Carbon dots loaded liposomes amplified polarity-reversal photoelectrochemical biosensor for the assay of breast cancer exosomal surface proteins.

Breast cancer (BC) has become the top women killer worldwide. Exosomes carry plentiful tumor-specific proteins guiding the pathological progression and reflecting heterogeneity of their parent cells. The sensitive and differental analysis of exosomal Mucin 1 (MUC1) and programmed death-ligand 1 (PD-L1) proteins is very significant for early and accurate diagnosis and prognosis of breast cancer.
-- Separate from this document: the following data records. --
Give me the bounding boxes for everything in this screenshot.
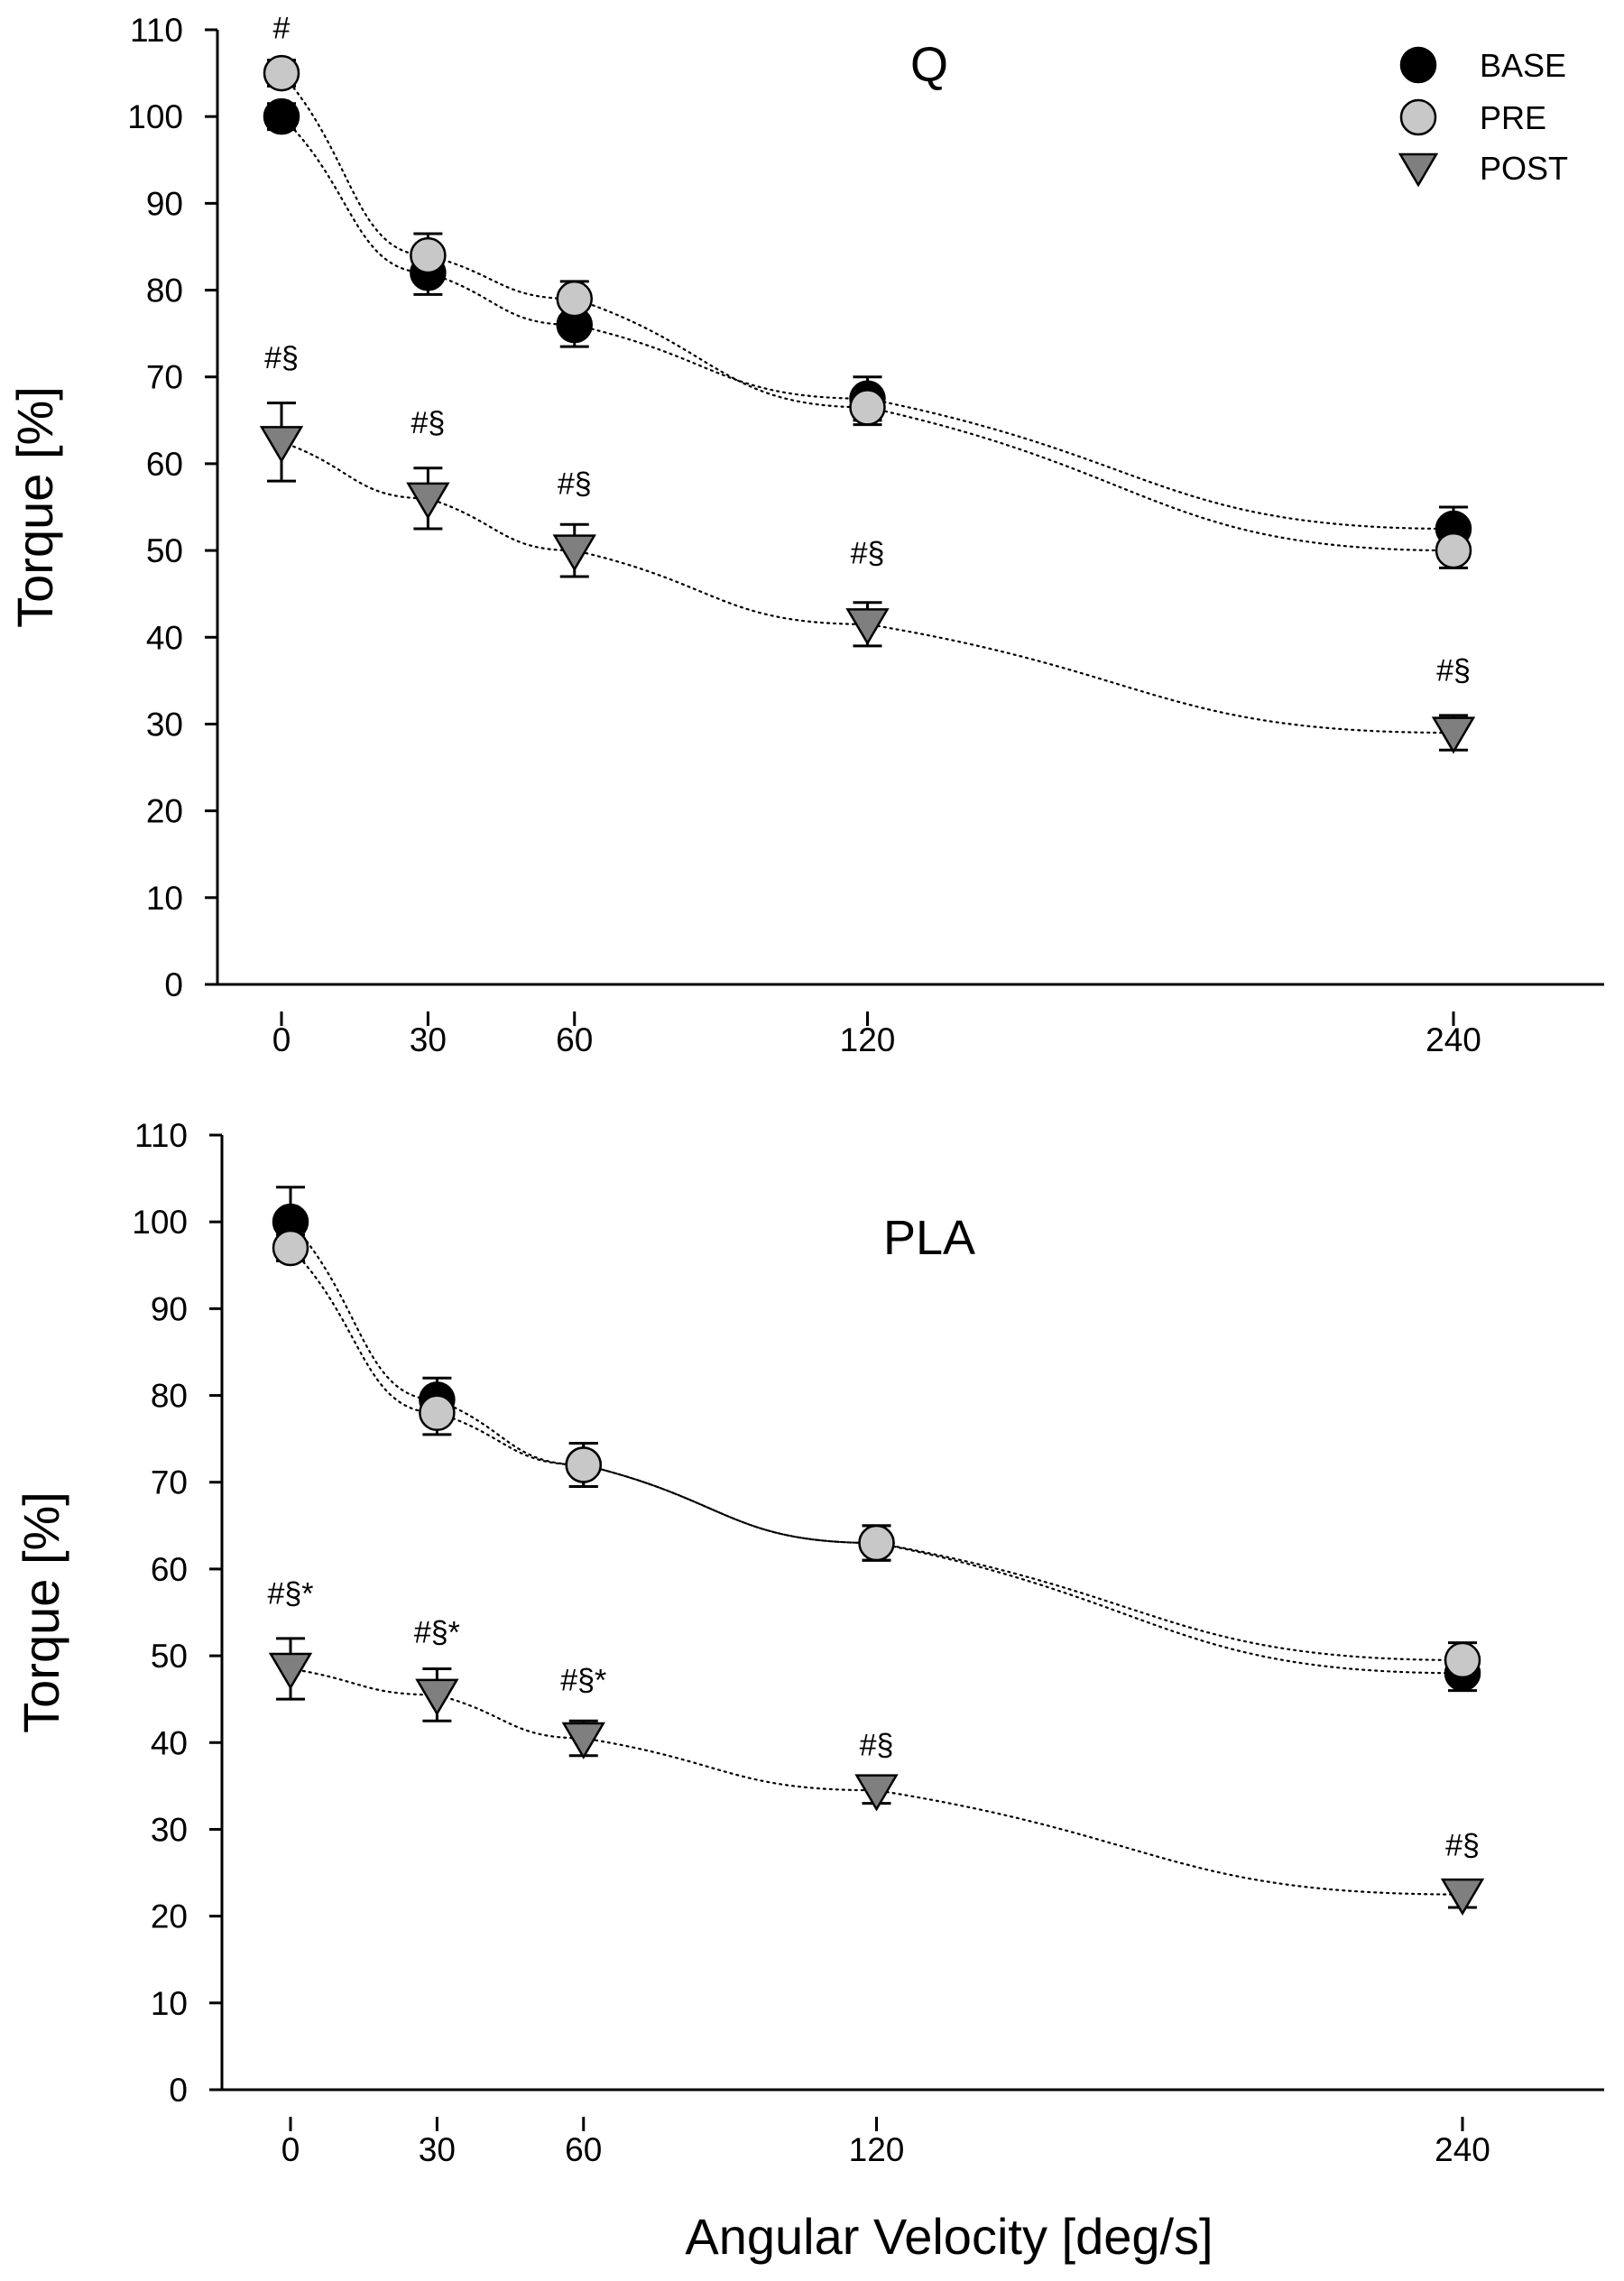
- y-tick-label: 10: [146, 880, 183, 917]
- y-tick-label: 0: [169, 2072, 188, 2109]
- y-tick-label: 100: [127, 98, 183, 135]
- point-pre: [410, 236, 447, 274]
- legend-label-base: BASE: [1480, 47, 1566, 84]
- point-post: [552, 534, 596, 572]
- point-post: [259, 426, 304, 464]
- significance-annotation: #§: [264, 341, 299, 375]
- significance-annotation: #§: [411, 406, 445, 440]
- point-post: [1440, 1878, 1485, 1916]
- y-tick-label: 0: [164, 966, 183, 1003]
- significance-annotation: #§: [1436, 653, 1471, 688]
- y-tick-label: 70: [146, 359, 183, 396]
- point-post: [415, 1678, 459, 1716]
- significance-annotation: #§*: [267, 1576, 313, 1611]
- x-tick-label: 60: [556, 1021, 593, 1058]
- significance-annotation: #§: [1445, 1828, 1480, 1862]
- panel-pla: 0 10 20 30 40 50 60 70 80 90 100 110 0 30 60 120 240 Torq…: [13, 1117, 1604, 2265]
- significance-annotation: #§: [860, 1729, 894, 1763]
- y-tick-label: 110: [130, 12, 183, 49]
- y-tick-label: 20: [151, 1898, 188, 1935]
- y-tick-label: 80: [146, 272, 183, 309]
- significance-annotation: #§*: [560, 1664, 606, 1698]
- y-tick-label: 40: [146, 619, 183, 656]
- x-tick-label: 240: [1435, 2131, 1490, 2168]
- x-tick-label: 0: [281, 2131, 300, 2168]
- x-axis-label: Angular Velocity [deg/s]: [685, 2208, 1213, 2265]
- x-tick-label: 30: [419, 2131, 456, 2168]
- point-pre: [272, 1229, 309, 1267]
- y-tick-label: 40: [151, 1724, 188, 1761]
- significance-annotation: #§: [558, 467, 592, 502]
- y-axis-label: Torque [%]: [6, 386, 63, 628]
- point-post: [854, 1774, 899, 1812]
- x-tick-label: 60: [565, 2131, 602, 2168]
- fit-curve-base: [280, 115, 1455, 531]
- point-pre: [1444, 1641, 1481, 1679]
- significance-annotation: #§: [851, 537, 885, 571]
- y-tick-label: 100: [132, 1204, 188, 1241]
- y-tick-label: 30: [151, 1811, 188, 1848]
- x-tick-label: 0: [272, 1021, 291, 1058]
- y-tick-label: 70: [151, 1464, 188, 1501]
- y-tick-label: 90: [146, 185, 183, 222]
- x-tick-label: 120: [849, 2131, 905, 2168]
- point-post: [406, 482, 450, 520]
- x-tick-label: 240: [1426, 1021, 1481, 1058]
- significance-annotation: #: [273, 12, 291, 46]
- legend-marker-pre: [1399, 98, 1437, 136]
- panel-q: 0 10 20 30 40 50 60 70 80 90 100 110 0 30 60 120 240 Torq…: [6, 12, 1604, 1058]
- y-tick-label: 60: [151, 1551, 188, 1588]
- legend-label-pre: PRE: [1480, 99, 1546, 136]
- panel-title: Q: [910, 38, 948, 92]
- point-pre: [849, 389, 886, 426]
- y-tick-label: 80: [151, 1378, 188, 1415]
- y-tick-label: 30: [146, 706, 183, 743]
- point-pre: [565, 1446, 602, 1483]
- point-pre: [858, 1524, 895, 1562]
- point-post: [561, 1722, 605, 1759]
- point-pre: [263, 54, 300, 92]
- point-post: [845, 608, 890, 646]
- y-axis-label: Torque [%]: [13, 1491, 69, 1733]
- y-tick-label: 50: [146, 532, 183, 569]
- x-tick-label: 120: [840, 1021, 896, 1058]
- point-pre: [419, 1394, 456, 1432]
- y-tick-label: 10: [151, 1985, 188, 2022]
- fit-curve-post: [289, 1667, 1464, 1896]
- legend-marker-base: [1399, 46, 1437, 84]
- fit-curve-base: [289, 1221, 1464, 1675]
- significance-annotation: #§*: [414, 1616, 460, 1650]
- legend-label-post: POST: [1480, 150, 1568, 187]
- point-base: [263, 97, 300, 135]
- fit-curve-post: [280, 440, 1455, 734]
- panel-title: PLA: [883, 1211, 975, 1265]
- point-pre: [556, 280, 593, 318]
- point-post: [268, 1652, 313, 1690]
- fit-curve-pre: [280, 71, 1455, 552]
- y-tick-label: 110: [134, 1117, 188, 1154]
- x-tick-label: 30: [410, 1021, 447, 1058]
- y-tick-label: 90: [151, 1290, 188, 1327]
- point-post: [1431, 716, 1476, 754]
- point-pre: [1435, 531, 1472, 569]
- y-tick-label: 50: [151, 1638, 188, 1675]
- y-tick-label: 20: [146, 793, 183, 830]
- y-tick-label: 60: [146, 446, 183, 483]
- legend-marker-post: [1398, 152, 1439, 188]
- fit-curve-pre: [289, 1246, 1464, 1661]
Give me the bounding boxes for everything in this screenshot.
Herein, a carbon dots (CDs)-induced ZnInS (ZIS) photocurrent polarity-reversal strategy is first proposed and applied to photoelectrochemical (PEC) biosensor for the assay of breast cancer exosomal surface proteins by smart integrating with split-type mode and aptamer labeled-carbon dots-loaded liposomes (CDs-Lip-Apt) amplification strategy. After biorecognition and subsequent lysis treatment, numerous CDs are released to induce photocurrent polarity-reversal of the ZIS modified photoelectrode. Noteworthy, the elegant polarity-reversal PEC sensing strategy not only enhances the detection accuracy owning to anti-interference ability toward background signals and potential interferences but also increases the detection sensitivity and range due to larger target-related signal changes. Furthermore, the detection sensitivity and accuracy of the polarity-reversal PEC biosensor are improved by smart integrating with split-type mode and aptamer labeled-carbon dots-loaded liposomes (CDs-Lip-Apt) amplification strategy. Moreover, the fabricated polarity-reversal PEC sensor allows profiling exosomal MUC1 and PD-L1 proteins and identifying of the source of multiple breast cancer exosomes. The present sensor not only open a novel avenue for precise identification of exosomes and cells heterogeneity, but also providing a promising tool in clinical diagnostics.